Eldon entrecerró los ojos, escéptico.
—Querida, te recuerdo que soy bastante inteligente. Si me vas a consolar con poesía o metafísica ahórratelo, por favor.
—Yo conozco a tu amigo y alcanzó la fama. Hace poco publicaron un bestseller sobre cine y él fue elegido como el peor director de la historia.
—¿Bromeas?
—No. Sus obras sin pies ni cabeza y plagadas de fallos se ven en las filmotecas. Es un personaje muy querido. Rescató a Bela Lugosi del olvido para rodar unas películas de ciencia ficción tan malísimas como encantadoras. Incluso en Hollywood preparan un film sobre su vida. Así que tranquilo, abuelo: tu amigo Ed Wood logró la fama y será siempre recordado. Es un director de culto.
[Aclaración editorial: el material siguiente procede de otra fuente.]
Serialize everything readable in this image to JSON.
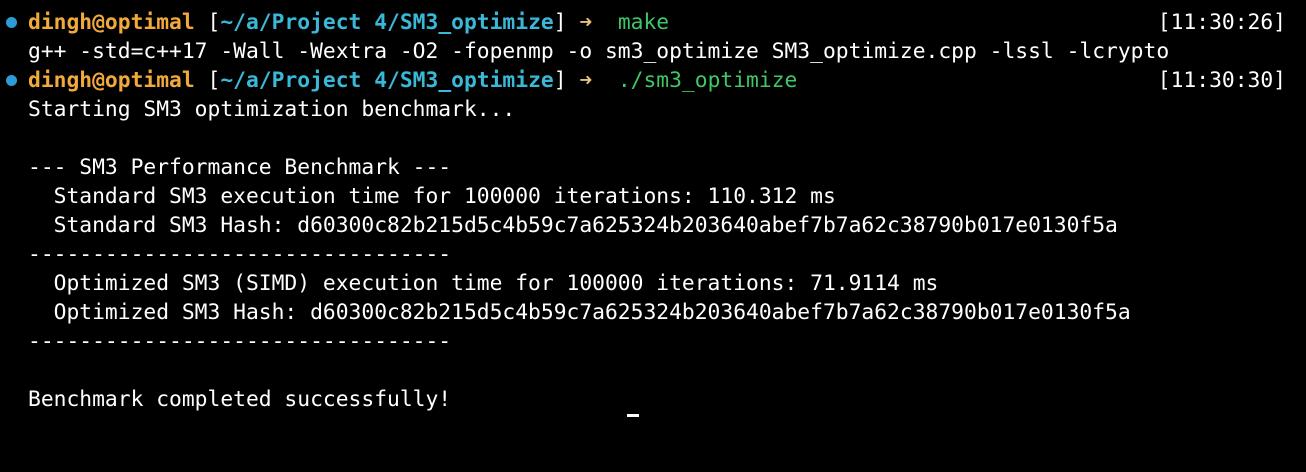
{
  "colors": {
    "background": "#000000",
    "text": "#ffffff",
    "user": "#f2a93b",
    "path": "#3ab8d8",
    "arrow": "#e5c07b",
    "command": "#3ec766",
    "prompt_dot": "#2e9bd6"
  },
  "prompts": [
    {
      "user_host": "dingh@optimal",
      "open_bracket": " [",
      "path": "~/a/Project 4/SM3_optimize",
      "close_bracket": "]",
      "arrow": " ➜  ",
      "command": "make",
      "timestamp": "[11:30:26]"
    },
    {
      "user_host": "dingh@optimal",
      "open_bracket": " [",
      "path": "~/a/Project 4/SM3_optimize",
      "close_bracket": "]",
      "arrow": " ➜  ",
      "command": "./sm3_optimize",
      "timestamp": "[11:30:30]"
    }
  ],
  "output": {
    "compile_line": "g++ -std=c++17 -Wall -Wextra -O2 -fopenmp -o sm3_optimize SM3_optimize.cpp -lssl -lcrypto",
    "lines": [
      "Starting SM3 optimization benchmark...",
      "",
      "--- SM3 Performance Benchmark ---",
      "  Standard SM3 execution time for 100000 iterations: 110.312 ms",
      "  Standard SM3 Hash: d60300c82b215d5c4b59c7a625324b203640abef7b7a62c38790b017e0130f5a",
      "---------------------------------",
      "  Optimized SM3 (SIMD) execution time for 100000 iterations: 71.9114 ms",
      "  Optimized SM3 Hash: d60300c82b215d5c4b59c7a625324b203640abef7b7a62c38790b017e0130f5a",
      "---------------------------------",
      "",
      "Benchmark completed successfully!"
    ]
  }
}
—Bueno —dijo Eldon estirándose —quizás no es exactamente la manera en la que él deseaba pasar a la posteridad; aunque, conociéndole, seguro que existe un cielo de lencería de encaje y desde allí lo estará disfrutando.
Un carraspeo amenazante desvió la atención de abuelo y nieta. Ante ellos, un matrimonio maduro con los brazos en jarra y caras de pocos amigos.
—Padre, ya estamos aquí —gruñó el hombre —¿Acaso te has vuelto…?
—Silencio, por favor —interrumpió Janis —os recomiendo que escuchéis al abuelo antes de abroncarlo: es toda una historia.